Brown is currently the Vice President of Marketing and Communications at ZERO—The End of Prostate Cancer.  “Our mission is in our name, we want to end prostate cancer.  We plan to achieve our mission through advancing research, encouraging action, providing education and supporting men and their families.

As a student at Radford University, Brown majored in communication.  “At that time, no one really knew what jobs were available with a communication degree.  I just knew I wanted it to be my major.  I’m a firm believer that strong communication skills are the key to achieving success both professionally and personally,” she says.

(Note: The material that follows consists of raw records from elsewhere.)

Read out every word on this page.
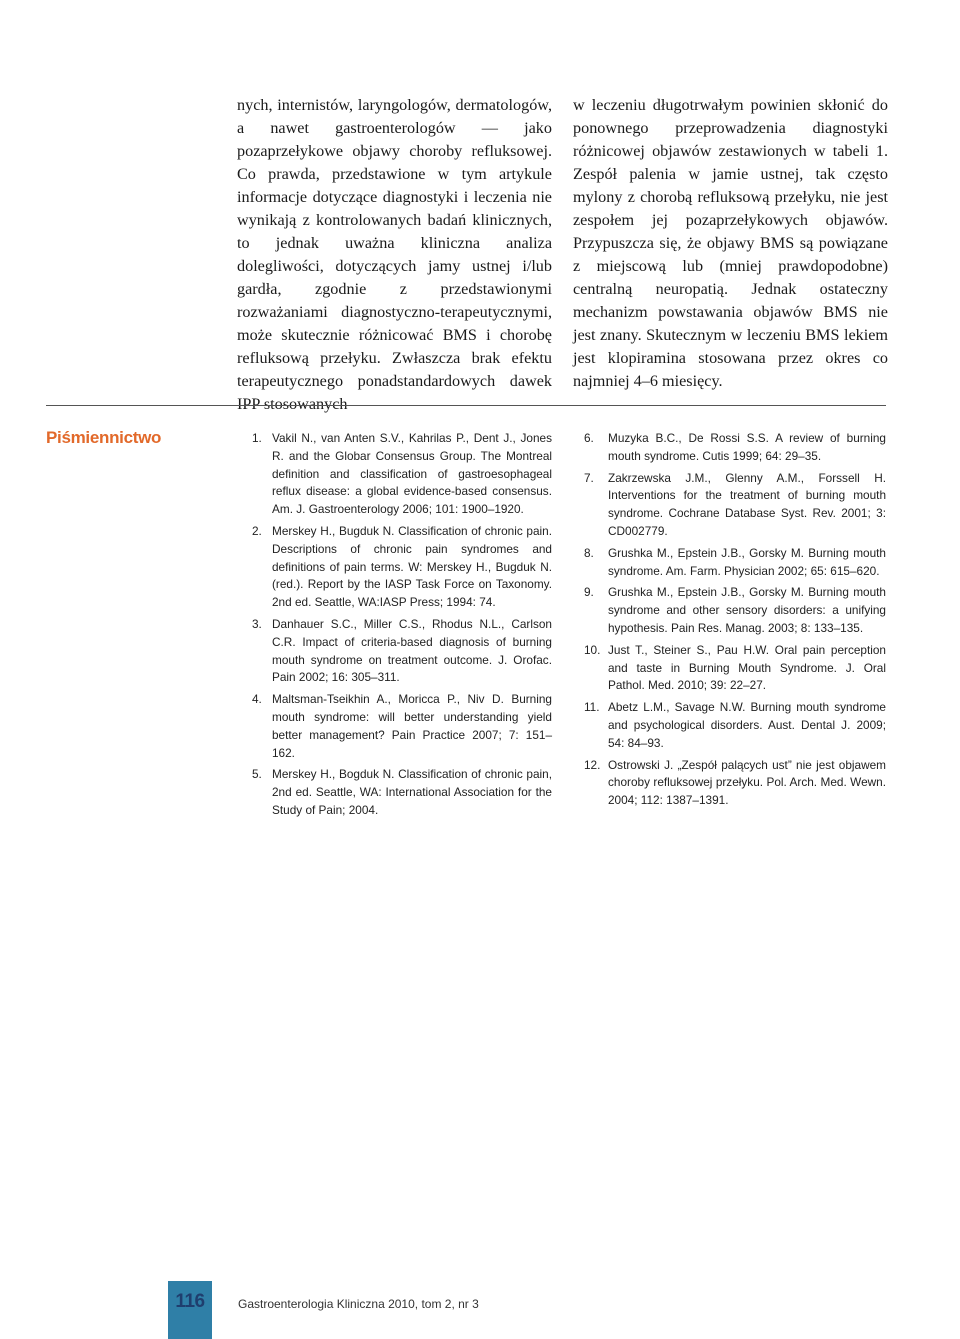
nych, internistów, laryngologów, dermatologów, a nawet gastroenterologów — jako pozaprzełykowe objawy choroby refluksowej. Co prawda, przedstawione w tym artykule informacje dotyczące diagnostyki i leczenia nie wynikają z kontrolowanych badań klinicznych, to jednak uważna kliniczna analiza dolegliwości, dotyczących jamy ustnej i/lub gardła, zgodnie z przedstawionymi rozważaniami diagnostyczno-terapeutycznymi, może skutecznie różnicować BMS i chorobę refluksową przełyku. Zwłaszcza brak efektu terapeutycznego ponadstandardowych dawek IPP stosowanych

w leczeniu długotrwałym powinien skłonić do ponownego przeprowadzenia diagnostyki różnicowej objawów zestawionych w tabeli 1. Zespół palenia w jamie ustnej, tak często mylony z chorobą refluksową przełyku, nie jest zespołem jej pozaprzełykowych objawów. Przypuszcza się, że objawy BMS są powiązane z miejscową lub (mniej prawdopodobne) centralną neuropatią. Jednak ostateczny mechanizm powstawania objawów BMS nie jest znany. Skutecznym w leczeniu BMS lekiem jest klopiramina stosowana przez okres co najmniej 4–6 miesięcy.

Piśmiennictwo	1. Vakil N., van Anten S.V., Kahrilas P., Dent J., Jones R. and the Globar Consensus Group. The Montreal definition and classification of gastroesophageal reflux disease: a global evidence-based consensus. Am. J. Gastroenterology 2006; 101: 1900–1920.
2. Merskey H., Bugduk N. Classification of chronic pain. Descriptions of chronic pain syndromes and definitions of pain terms. W: Merskey H., Bugduk N. (red.). Report by the IASP Task Force on Taxonomy. 2nd ed. Seattle, WA:IASP Press; 1994: 74.
3. Danhauer S.C., Miller C.S., Rhodus N.L., Carlson C.R. Impact of criteria-based diagnosis of burning mouth syndrome on treatment outcome. J. Orofac. Pain 2002; 16: 305–311.
4. Maltsman-Tseikhin A., Moricca P., Niv D. Burning mouth syndrome: will better understanding yield better management? Pain Practice 2007; 7: 151–162.
5. Merskey H., Bogduk N. Classification of chronic pain, 2nd ed. Seattle, WA: International Association for the Study of Pain; 2004.
6. Muzyka B.C., De Rossi S.S. A review of burning mouth syndrome. Cutis 1999; 64: 29–35.
7. Zakrzewska J.M., Glenny A.M., Forssell H. Interventions for the treatment of burning mouth syndrome. Cochrane Database Syst. Rev. 2001; 3: CD002779.
8. Grushka M., Epstein J.B., Gorsky M. Burning mouth syndrome. Am. Farm. Physician 2002; 65: 615–620.
9. Grushka M., Epstein J.B., Gorsky M. Burning mouth syndrome and other sensory disorders: a unifying hypothesis. Pain Res. Manag. 2003; 8: 133–135.
10. Just T., Steiner S., Pau H.W. Oral pain perception and taste in Burning Mouth Syndrome. J. Oral Pathol. Med. 2010; 39: 22–27.
11. Abetz L.M., Savage N.W. Burning mouth syndrome and psychological disorders. Aust. Dental J. 2009; 54: 84–93.
12. Ostrowski J. „Zespół palących ust” nie jest objawem choroby refluksowej przełyku. Pol. Arch. Med. Wewn. 2004; 112: 1387–1391.
116	Gastroenterologia Kliniczna 2010, tom 2, nr 3
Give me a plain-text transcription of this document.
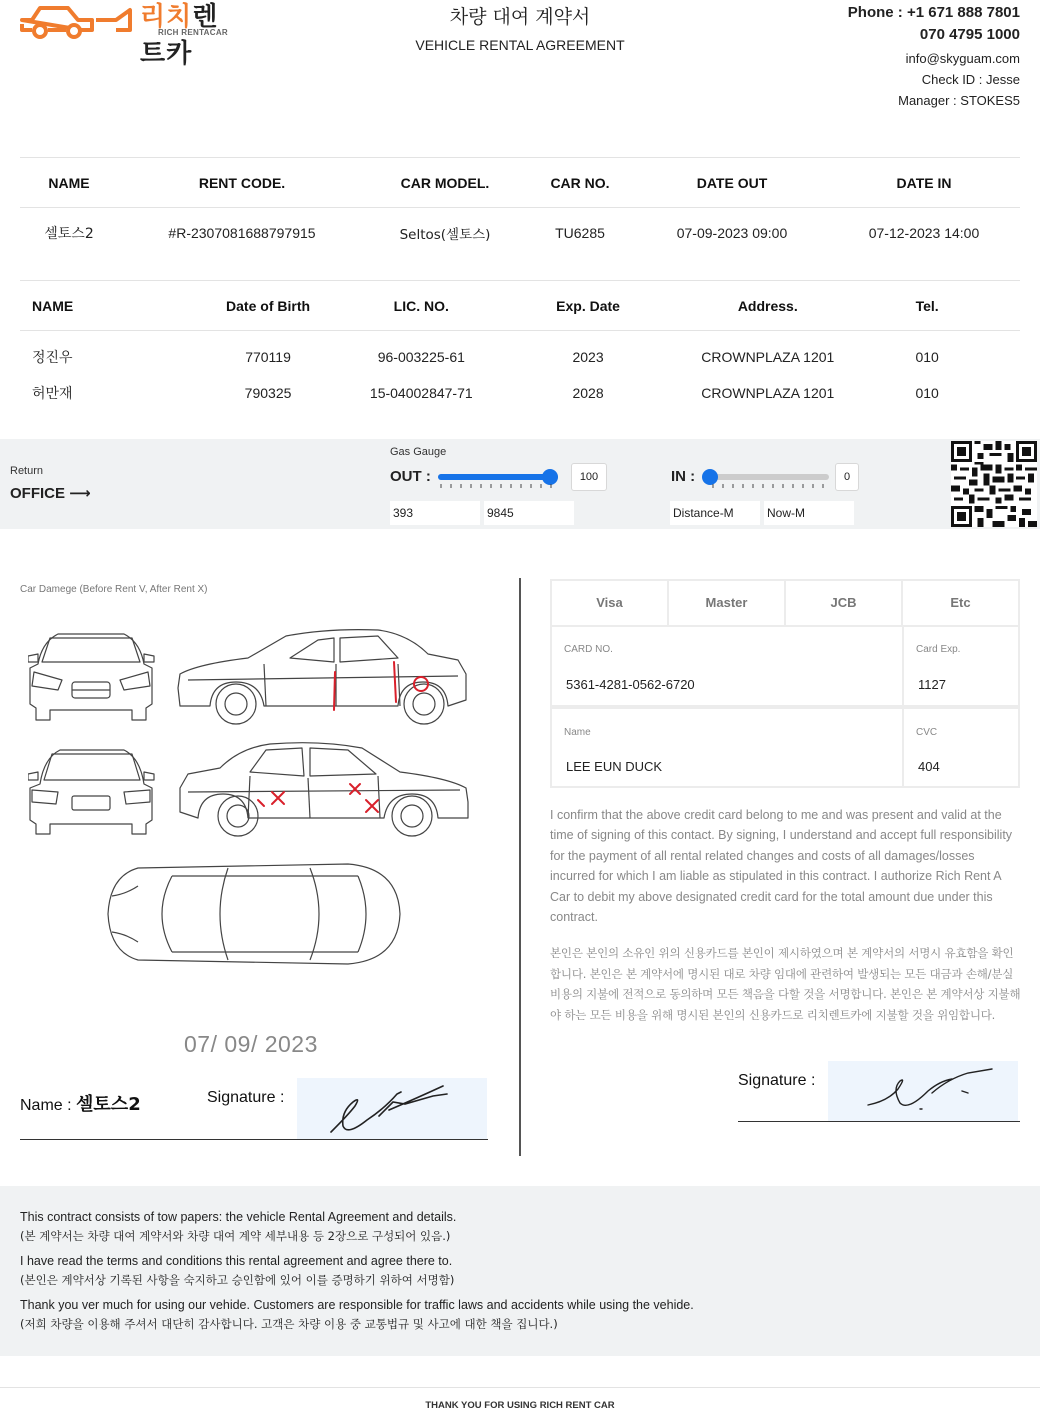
리치렌트카
RICH RENTACAR
차량 대여 계약서
VEHICLE RENTAL AGREEMENT
Phone : +1 671 888 7801
070 4795 1000
info@skyguam.com
Check ID : Jesse
Manager : STOKES5
NAME	RENT CODE.	CAR MODEL.	CAR NO.	DATE OUT	DATE IN
셀토스2	#R-2307081688797915	Seltos(셀토스)	TU6285	07-09-2023 09:00	07-12-2023 14:00
NAME	Date of Birth	LIC. NO.	Exp. Date	Address.	Tel.

정진우	770119	96-003225-61	2023	CROWNPLAZA 1201	010
허만재	790325	15-04002847-71	2028	CROWNPLAZA 1201	010
Return
OFFICE ⟶
Gas Gauge
OUT :	100	IN :	0
393	9845	Distance-M	Now-M
Car Damege (Before Rent V, After Rent X)
07/ 09/ 2023
Name : 셀토스2	Signature :
Visa	Master	JCB	Etc
CARD NO.
5361-4281-0562-6720
Card Exp.
1127
Name
LEE EUN DUCK
CVC
404
I confirm that the above credit card belong to me and was present and valid at the time of signing of this contact. By signing, I understand and accept full responsibility for the payment of all rental related changes and costs of all damages/losses incurred for which I am liable as stipulated in this contract. I authorize Rich Rent A Car to debit my above designated credit card for the total amount due under this contract.
본인은 본인의 소유인 위의 신용카드를 본인이 제시하였으며 본 계약서의 서명시 유효함을 확인합니다. 본인은 본 계약서에 명시된 대로 차량 임대에 관련하여 발생되는 모든 대금과 손해/분실비용의 지불에 전적으로 동의하며 모든 책음을 다할 것을 서명합니다. 본인은 본 계약서상 지불해야 하는 모든 비용을 위해 명시된 본인의 신용카드로 리치렌트카에 지불할 것을 위임합니다.
Signature :

This contract consists of tow papers: the vehicle Rental Agreement and details.

(본 계약서는 차량 대여 계약서와 차량 대여 계약 세부내용 등 2장으로 구성되어 있음.)

I have read the terms and conditions this rental agreement and agree there to.

(본인은 계약서상 기록된 사항을 숙지하고 승인함에 있어 이를 증명하기 위하여 서명함)

Thank you ver much for using our vehide. Customers are responsible for traffic laws and accidents while using the vehide.

(저희 차량을 이용해 주셔서 대단히 감사합니다. 고객은 차량 이용 중 교통법규 및 사고에 대한 책을 집니다.)

THANK YOU FOR USING RICH RENT CAR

Not only was Brown passionate about her major, she was passionate about the university.  “It was during my first year that I decided to train as a Radford tour guide.  I wanted to share my passion for Radford University to prospective students.  It was a great feeling seeing someone who had been on one of my tours, as a student on campus the following year,” says Brown.  By becoming a tour guide and sharing her love for school, Brown left Radford University with the realization that what she learns outside of the classroom is just as important as what she learns inside of the classroom.

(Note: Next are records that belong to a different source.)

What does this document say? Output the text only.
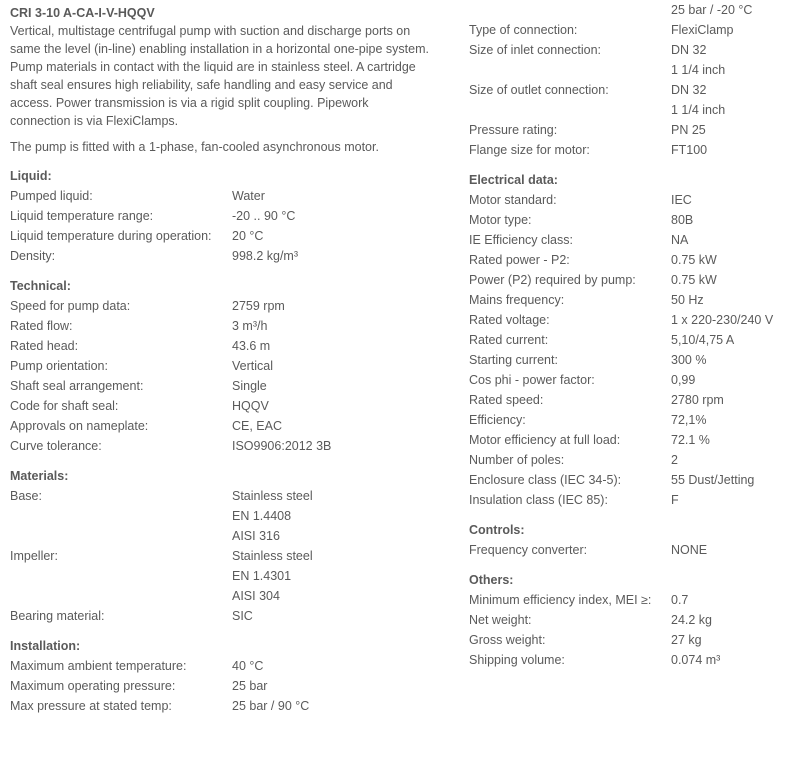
CRI 3-10 A-CA-I-V-HQQV
Vertical, multistage centrifugal pump with suction and discharge ports on
same the level (in-line) enabling installation in a horizontal one-pipe system.
Pump materials in contact with the liquid are in stainless steel. A cartridge
shaft seal ensures high reliability, safe handling and easy service and
access. Power transmission is via a rigid split coupling. Pipework
connection is via FlexiClamps.
The pump is fitted with a 1-phase, fan-cooled asynchronous motor.
Liquid:
Pumped liquid:	Water
Liquid temperature range:	-20 .. 90 °C
Liquid temperature during operation:	20 °C
Density:	998.2 kg/m³
Technical:
Speed for pump data:	2759 rpm
Rated flow:	3 m³/h
Rated head:	43.6 m
Pump orientation:	Vertical
Shaft seal arrangement:	Single
Code for shaft seal:	HQQV
Approvals on nameplate:	CE, EAC
Curve tolerance:	ISO9906:2012 3B
Materials:
Base:	Stainless steel
EN 1.4408
AISI 316
Impeller:	Stainless steel
EN 1.4301
AISI 304
Bearing material:	SIC
Installation:
Maximum ambient temperature:	40 °C
Maximum operating pressure:	25 bar
Max pressure at stated temp:	25 bar / 90 °C
25 bar / -20 °C
Type of connection:	FlexiClamp
Size of inlet connection:	DN 32
1 1/4 inch
Size of outlet connection:	DN 32
1 1/4 inch
Pressure rating:	PN 25
Flange size for motor:	FT100
Electrical data:
Motor standard:	IEC
Motor type:	80B
IE Efficiency class:	NA
Rated power - P2:	0.75 kW
Power (P2) required by pump:	0.75 kW
Mains frequency:	50 Hz
Rated voltage:	1 x 220-230/240 V
Rated current:	5,10/4,75 A
Starting current:	300 %
Cos phi - power factor:	0,99
Rated speed:	2780 rpm
Efficiency:	72,1%
Motor efficiency at full load:	72.1 %
Number of poles:	2
Enclosure class (IEC 34-5):	55 Dust/Jetting
Insulation class (IEC 85):	F
Controls:
Frequency converter:	NONE
Others:
Minimum efficiency index, MEI ≥:	0.7
Net weight:	24.2 kg
Gross weight:	27 kg
Shipping volume:	0.074 m³
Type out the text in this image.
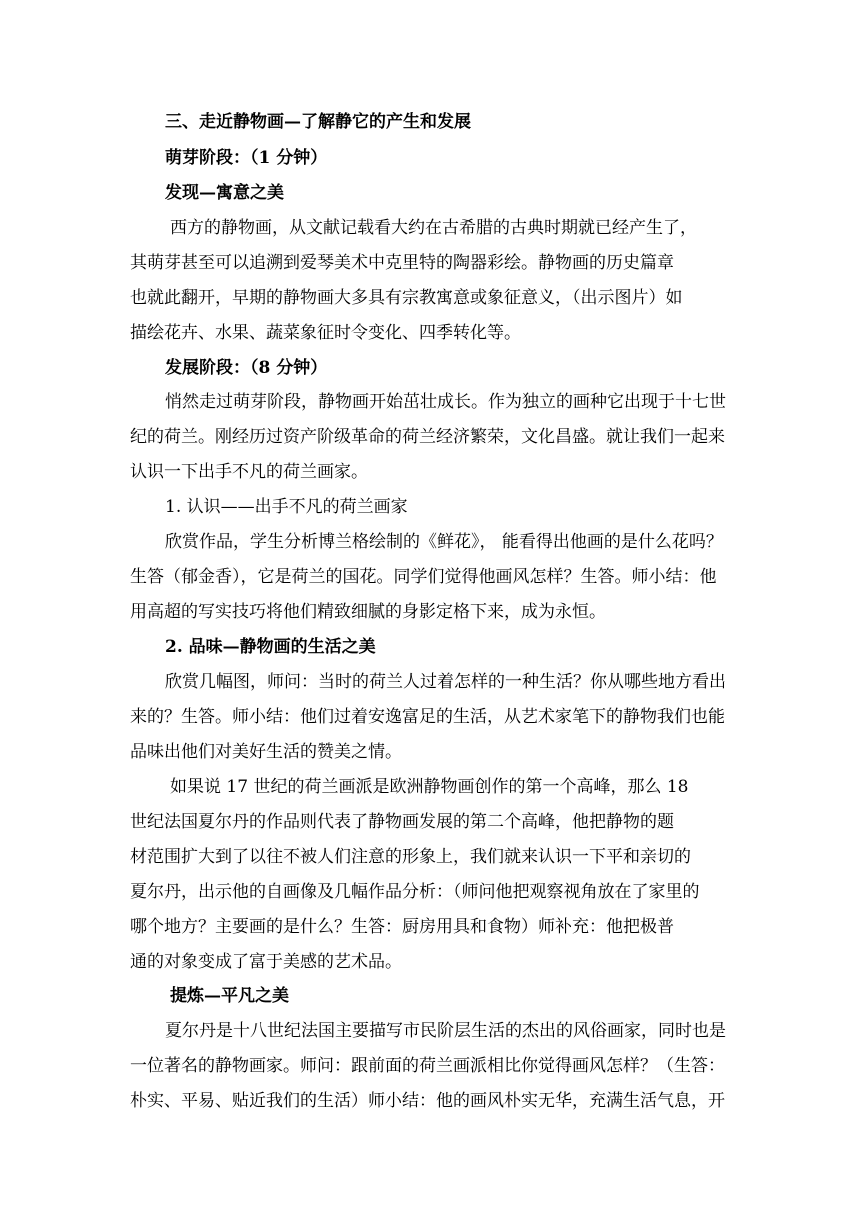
三、走近静物画—了解静它的产生和发展
萌芽阶段：（1 分钟）
发现—寓意之美
西方的静物画，从文献记载看大约在古希腊的古典时期就已经产生了，
其萌芽甚至可以追溯到爱琴美术中克里特的陶器彩绘。静物画的历史篇章
也就此翻开，早期的静物画大多具有宗教寓意或象征意义，（出示图片）如
描绘花卉、水果、蔬菜象征时令变化、四季转化等。
发展阶段：（8 分钟）
悄然走过萌芽阶段，静物画开始茁壮成长。作为独立的画种它出现于十七世
纪的荷兰。刚经历过资产阶级革命的荷兰经济繁荣，文化昌盛。就让我们一起来
认识一下出手不凡的荷兰画家。
1. 认识——出手不凡的荷兰画家
欣赏作品，学生分析博兰格绘制的《鲜花》， 能看得出他画的是什么花吗？
生答（郁金香），它是荷兰的国花。同学们觉得他画风怎样？生答。师小结：他
用高超的写实技巧将他们精致细腻的身影定格下来，成为永恒。
2. 品味—静物画的生活之美
欣赏几幅图，师问：当时的荷兰人过着怎样的一种生活？你从哪些地方看出
来的？生答。师小结：他们过着安逸富足的生活，从艺术家笔下的静物我们也能
品味出他们对美好生活的赞美之情。
如果说 17 世纪的荷兰画派是欧洲静物画创作的第一个高峰，那么 18
世纪法国夏尔丹的作品则代表了静物画发展的第二个高峰，他把静物的题
材范围扩大到了以往不被人们注意的形象上，我们就来认识一下平和亲切的
夏尔丹，出示他的自画像及几幅作品分析：（师问他把观察视角放在了家里的
哪个地方？主要画的是什么？生答：厨房用具和食物）师补充：他把极普
通的对象变成了富于美感的艺术品。
提炼—平凡之美
夏尔丹是十八世纪法国主要描写市民阶层生活的杰出的风俗画家，同时也是
一位著名的静物画家。师问：跟前面的荷兰画派相比你觉得画风怎样？（生答：
朴实、平易、贴近我们的生活）师小结：他的画风朴实无华，充满生活气息，开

Once Brown graduated, she started her career in Washington D.C.  She worked at a nonprofit with the mission to educate television and radio journalists and to increase diversity in newsroom management.  “During my eight year tenure, I learned a lot about marketing, event planning, fundraising and how to effectively manage a team,” says Brown.  From there, Brown joined the dotcom boom.  She helped to market a start-up event registration company called Cvent.  “It was a bumpy ride.  I’m happy to see that Cvent is one of the very few companies that actually survived and is currently thriving as a publicly-traded company,” she says.

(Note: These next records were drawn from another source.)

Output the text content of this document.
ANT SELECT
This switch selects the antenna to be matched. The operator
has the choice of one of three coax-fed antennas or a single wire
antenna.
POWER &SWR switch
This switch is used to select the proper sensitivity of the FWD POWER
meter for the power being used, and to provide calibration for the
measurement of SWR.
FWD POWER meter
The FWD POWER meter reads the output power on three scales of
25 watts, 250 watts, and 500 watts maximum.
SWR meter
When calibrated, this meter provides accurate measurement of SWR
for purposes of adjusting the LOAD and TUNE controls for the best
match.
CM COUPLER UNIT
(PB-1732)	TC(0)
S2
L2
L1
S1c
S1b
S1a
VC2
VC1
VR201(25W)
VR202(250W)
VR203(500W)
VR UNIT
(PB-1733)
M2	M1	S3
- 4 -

In 2002, Brown decided to take a leap of faith and apply her entrepreneurial experiences to marketing a major national law firm, Dickstein Shapiro LLP.  She says, “Law firms were just beginning to embrace marketing.  It was a unique opportunity to introduce both traditional and nontraditional marking programs to help grow their business.”  Over the 11 years that Brown worked there, she held four different positions, rebranded the firm, helped open several new offices, and developed and executed the firm’s 50th anniversary brand strategy and programming. 

“One of the most unconventional projects I worked on while at Dickstein was hosting a series of concerts to foster client relations.  These concerts featured our actual clients including Chris Cornell, the lead singer of Soundgarden, the former band members of The Doors, and the wife of Tom Hanks, Rita Wilson.  It was a memorable way to connect with clients and distinguish our firm from the pack,” says Brown.      

Now for the last year and a half, Brown has worked for ZERO—The End of Prostate Cancer.  “I feel incredibly lucky to have found this organization.  I realized how much I missed working in the nonprofit space and being mission-driven for a cause that I felt passionate about.  With one and seven men impacted by this disease, I knew I had to make a difference and work toward eliminating the chances for my sons to have to suffer from the disease,” says Brown.

Over the past few years, ZERO has grown substantially.  The organization has added a new co-pay program that has provided more than 12,000 patients access to funding for lifesaving and life-extending treatments in 2014. The ZERO Prostate Cancer Run/Walk series now has nearly 40 events across the country to raise awareness and funding. They also offer a comprehensive suite of educational materials to support every stage of the prostate cancer journey.

“Every year we host the ZERO Summit in D.C. to connect our advocates with their elected officials to address the importance of funding prostate cancer research. One of my favorite parts of that event is meeting patients and their loved ones who have been impacted by the disease. Learning first-hand from who we are fighting for and how they are overcoming obstacles every day is an inspiration,” says Brown.

Brown encourages students to accept to new challenges to help find their passions and to uncover their strengths.  “I still have to remind myself to get out of my comfort zone, because when we do, it will only help us get better,” says Brown.